Brakeman and her co-founders are cognizant of exacerbating wealth inequalities that disproportionately impact low-income communities in the US, particularly Black and Brown communities.
“This is very emotional for me. This is really unjust because I got on all the on-ramps that society allows for people like me, and those on-ramps were blocked for so many other people,” says Brakeman.
“Once I took the blinders off and really saw how systemic these challenges are and how these barriers are so cruel to families, I can’t live with my wealth and my voice if I don’t make an effort to do something about it.”
Brakeman is set to present the Unlock Ownership fund at next week’s Employee Ownership Ideas Forum, hosted by Aspen Institute and Rutgers’ Institute for the Study of Employee Ownership and Profit Sharing. The panel, New Frontiers in Employee Ownership Finance, also includes Common Trust’s Zoe Schlag, Apis & Heritage’s Phil Reeves and Sorenson Impact’s Jim Sorenson.
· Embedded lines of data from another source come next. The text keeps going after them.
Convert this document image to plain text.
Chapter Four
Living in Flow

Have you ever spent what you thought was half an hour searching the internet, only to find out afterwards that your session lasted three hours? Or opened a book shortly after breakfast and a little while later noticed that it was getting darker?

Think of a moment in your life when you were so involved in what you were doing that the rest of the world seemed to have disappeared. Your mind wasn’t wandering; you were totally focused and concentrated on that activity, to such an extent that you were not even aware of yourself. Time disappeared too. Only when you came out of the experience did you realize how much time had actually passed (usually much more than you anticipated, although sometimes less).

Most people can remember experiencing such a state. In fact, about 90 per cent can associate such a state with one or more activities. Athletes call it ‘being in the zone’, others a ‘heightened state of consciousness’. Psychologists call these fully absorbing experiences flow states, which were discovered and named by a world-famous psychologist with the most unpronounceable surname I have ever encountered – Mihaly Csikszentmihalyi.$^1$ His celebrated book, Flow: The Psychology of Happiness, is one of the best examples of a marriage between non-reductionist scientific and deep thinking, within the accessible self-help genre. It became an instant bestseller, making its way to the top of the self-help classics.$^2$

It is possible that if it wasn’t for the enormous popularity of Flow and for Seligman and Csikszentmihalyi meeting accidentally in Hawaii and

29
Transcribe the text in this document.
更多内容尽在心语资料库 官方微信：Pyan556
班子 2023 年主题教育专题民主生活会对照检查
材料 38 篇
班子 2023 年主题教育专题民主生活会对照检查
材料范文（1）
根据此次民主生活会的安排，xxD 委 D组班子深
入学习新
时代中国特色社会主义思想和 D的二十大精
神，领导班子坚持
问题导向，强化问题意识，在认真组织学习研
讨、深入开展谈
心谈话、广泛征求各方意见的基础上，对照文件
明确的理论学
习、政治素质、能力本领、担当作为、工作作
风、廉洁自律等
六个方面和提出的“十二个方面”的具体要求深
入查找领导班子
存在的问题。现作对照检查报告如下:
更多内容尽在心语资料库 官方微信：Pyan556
Sorenson Impact Foundation in February provided a $1 million program-related investment to Redemption Holding Company to acquire Holladay Bank. When completed and pending federal regulatory approval, the transaction will mark the first time that Black investors have purchased a non-minority-owned bank.
Schlag’s Common Trust has helped design and finance conversions to “employee ownership trusts” from a chain of car-repair shops in Utah to an open-source software company, Code Weavers.
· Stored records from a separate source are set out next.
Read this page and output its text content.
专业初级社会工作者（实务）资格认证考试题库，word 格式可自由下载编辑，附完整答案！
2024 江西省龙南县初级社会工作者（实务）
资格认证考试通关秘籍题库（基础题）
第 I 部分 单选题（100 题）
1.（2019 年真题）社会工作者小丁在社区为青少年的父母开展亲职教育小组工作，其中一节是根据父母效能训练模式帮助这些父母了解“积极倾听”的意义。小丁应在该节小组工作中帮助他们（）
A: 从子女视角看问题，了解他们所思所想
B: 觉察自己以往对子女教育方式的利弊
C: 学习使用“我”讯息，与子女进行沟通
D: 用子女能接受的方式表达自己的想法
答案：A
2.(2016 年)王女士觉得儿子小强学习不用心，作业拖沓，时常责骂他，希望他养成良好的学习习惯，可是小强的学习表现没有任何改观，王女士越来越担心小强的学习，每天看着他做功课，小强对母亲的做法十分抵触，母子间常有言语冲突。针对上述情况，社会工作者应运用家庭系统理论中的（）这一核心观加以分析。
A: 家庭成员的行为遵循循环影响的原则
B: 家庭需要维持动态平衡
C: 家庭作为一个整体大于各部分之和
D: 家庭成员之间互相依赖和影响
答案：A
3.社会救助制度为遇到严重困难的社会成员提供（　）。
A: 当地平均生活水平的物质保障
With Unlock Ownership Fund, Brakeman and her colleagues want to see the next crop of diverse-led funds with innovative strategies to, well, unlock ownership.
“We’re doing those early-stage deals, so that when it gets to the point where they’re like an Apis & Heritage Fund 1, they’re ready,” Brakeman said. “And then when they’ve done a few pilot projects, and they’ve returned a bit of capital, then they’re ready to really go to the commercial marketplace.”